Ataenius cognatus

Scientific classification
- Kingdom: Animalia
- Phylum: Arthropoda
- Clade: Pancrustacea
- Class: Insecta
- Order: Coleoptera
- Suborder: Polyphaga
- Infraorder: Scarabaeiformia
- Family: Scarabaeidae
- Genus: Ataenius
- Species: A. cognatus
- Binomial name: Ataenius cognatus (LeConte, 1858)
- Synonyms: Euparia cognata LeConte, 1858;

= Ataenius cognatus =

- Genus: Ataenius
- Species: cognatus
- Authority: (LeConte, 1858)
- Synonyms: Euparia cognata LeConte, 1858

Species of beetle

Ataenius cognatus, the slender dung beetle, is a species of aphodiine dung beetle in the family Scarabaeidae.

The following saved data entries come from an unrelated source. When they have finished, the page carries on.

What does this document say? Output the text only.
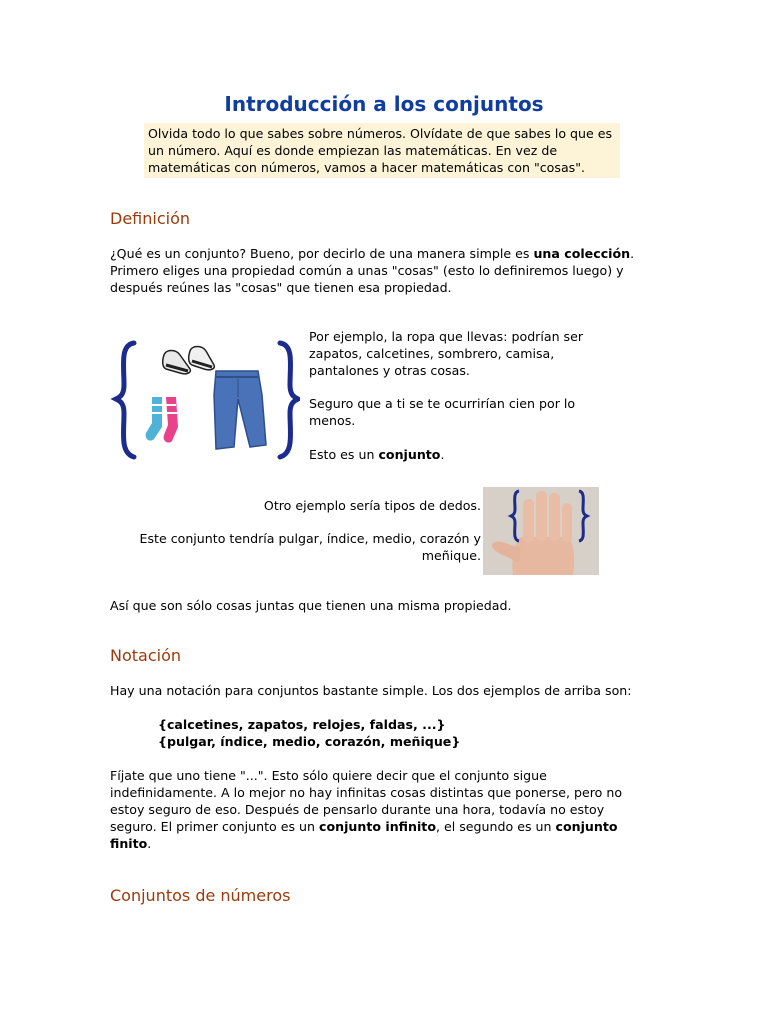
Introducción a los conjuntos
Olvida todo lo que sabes sobre números. Olvídate de que sabes lo que es un número. Aquí es donde empiezan las matemáticas. En vez de matemáticas con números, vamos a hacer matemáticas con "cosas".
Definición

¿Qué es un conjunto? Bueno, por decirlo de una manera simple es una colección. Primero eliges una propiedad común a unas "cosas" (esto lo definiremos luego) y después reúnes las "cosas" que tienen esa propiedad.

Por ejemplo, la ropa que llevas: podrían ser zapatos, calcetines, sombrero, camisa, pantalones y otras cosas.

Seguro que a ti se te ocurrirían cien por lo menos.

Esto es un conjunto.

Otro ejemplo sería tipos de dedos.

Este conjunto tendría pulgar, índice, medio, corazón y meñique.

Así que son sólo cosas juntas que tienen una misma propiedad.

Notación

Hay una notación para conjuntos bastante simple. Los dos ejemplos de arriba son:

{calcetines, zapatos, relojes, faldas, ...}
{pulgar, índice, medio, corazón, meñique}

Fíjate que uno tiene "...". Esto sólo quiere decir que el conjunto sigue indefinidamente. A lo mejor no hay infinitas cosas distintas que ponerse, pero no estoy seguro de eso. Después de pensarlo durante una hora, todavía no estoy seguro. El primer conjunto es un conjunto infinito, el segundo es un conjunto finito.

Conjuntos de números
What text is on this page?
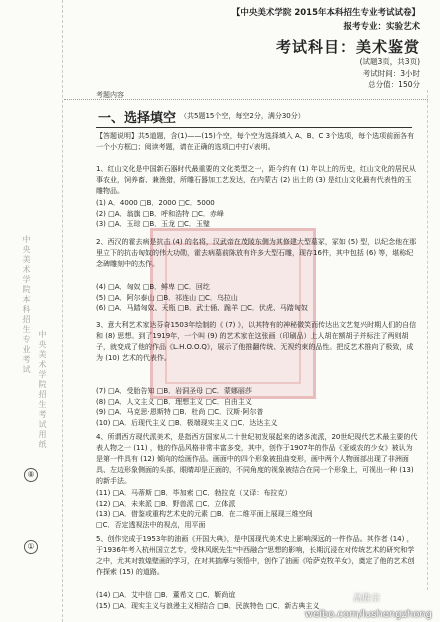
中央美术学院本科招生专业考试
中央美术学院招生考试用纸
⑧
①
【中央美术学院 2015年本科招生专业考试试卷】
报考专业：实验艺术
考试科目：美术鉴赏
(试题3页，共3页)
考试时间：3小时
总分值：150分
考题内容
一、选择填空 （共5题15个空，每空2分，满分30分）
【答题说明】共5道题，含(1)——(15)个空，每个空为选择填入 A、B、C 3个选项，每个选项前面各有一个小方框□；阅读考题，请在正确的选项□中打√表明。
1、红山文化是中国新石器时代最重要的文化类型之一，距今约有 (1) 年以上的历史，红山文化的居民从事农业，饲养畜、兼渔猎，所雕石器加工艺发达，在内蒙古 (2) 出土的 (3) 是红山文化最有代表性的玉雕物品。
(1) A．4000 □B．2000 □C．5000
(2) □A．翁旗 □B．呼和浩特 □C．赤峰
(3) □A．玉琮 □B．玉龙 □C．玉璧
2、西汉的霍去病是抗击 (4) 的名将，汉武帝在茂陵东侧为其修建大型墓冢，冢如 (5) 型，以纪念他在那里立下的抗击匈奴的伟大功勋，霍去病墓前陈放有许多大型石雕，现存16件，其中包括 (6) 等，堪称纪念碑雕刻中的杰作。
(4) □A．匈奴 □B．鲜卑 □C．回纥
(5) □A．阿尔泰山 □B．祁连山 □C．乌拉山
(6) □A．马踏匈奴、天瓶 □B．武士俑、跪羊 □C．伏虎、马踏匈奴
3、意大利艺术家达芬奇1503年绘制的《 (7) 》，以其特有的神秘微笑而传达出文艺复兴时期人们的自信和 (8) 思想。到了1919年，一个叫 (9) 的艺术家在这张画（印刷品）上人胡在额胡子并标注了两则胡子，就变成了他的作品《L.H.O.O.Q》，展示了他推翻传统、无视约束的品性。把反艺术推向了极致，成为 (10) 艺术的代表作。
(7) □A．受胎告知 □B．岩洞圣母 □C．蒙娜丽莎
(8) □A．人文主义 □B．理想主义 □C．自由主义
(9) □A．马克思·恩斯特 □B．杜尚 □C．汉斯·阿尔普
(10) □A．后现代主义 □B．极端现实主义 □C．达达主义
4、所谓西方现代派美术，是指西方国家从二十世纪初发展起来的诸多流派，20世纪现代艺术最主要的代表人物之一 (11) ，他的作品风格非常丰富多变，其中，创作于1907年的作品《亚威农的少女》被认为是第一件具有 (12) 倾向的绘画作品。画面中的四个形象被扭曲变形，画中两个人物面部出现了非洲面具、左边形象侧面的头部，眼睛却是正面的，不同角度的视象被结合在同一个形象上，可视出一种 (13) 的新手法。
(11) □A．马蒂斯 □B．毕加索 □C．勃拉克（又译：布拉克）
(12) □A．未来派 □B．野兽派 □C．立体派
(13) □A．借鉴或重构艺术史的元素 □B．在二维平面上展现三维空间
□C．否定透视法中的视点，用平面
5、创作完成于1953年的油画《开国大典》，是中国现代美术史上影响深远的一件作品。其作者 (14) ，于1936年考入杭州国立艺专，受林风眠先生"中西融合"思想的影响，长期沉浸在对传统艺术的研究和学之中，尤其对敦煌壁画的学习，在对其揣摩与领悟中，创作了油画《哈萨克牧羊女》，奠定了他的艺术创作探索 (15) 的道路。
(14) □A．艾中信 □B．董希文 □C．靳尚谊
(15) □A．现实主义与浪漫主义相结合 □B．民族特色 □C．新古典主义
高胜宗
weibo.com/lushengzhong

It is found in the United States (Arizona, California, Indiana, Florida, Iowa, Kansas, Louisiana, Mississippi, Missouri, Oklahoma, Texas) and Mexico (Coahuila, Nuevo León, San Luis Potosí, Sonora, Tamaulipas).

== Description ==
Adults reach a length of about 4.2-5.5 mm. They have an elongate-oblong, shiny black body, with the legs usually reddish-black.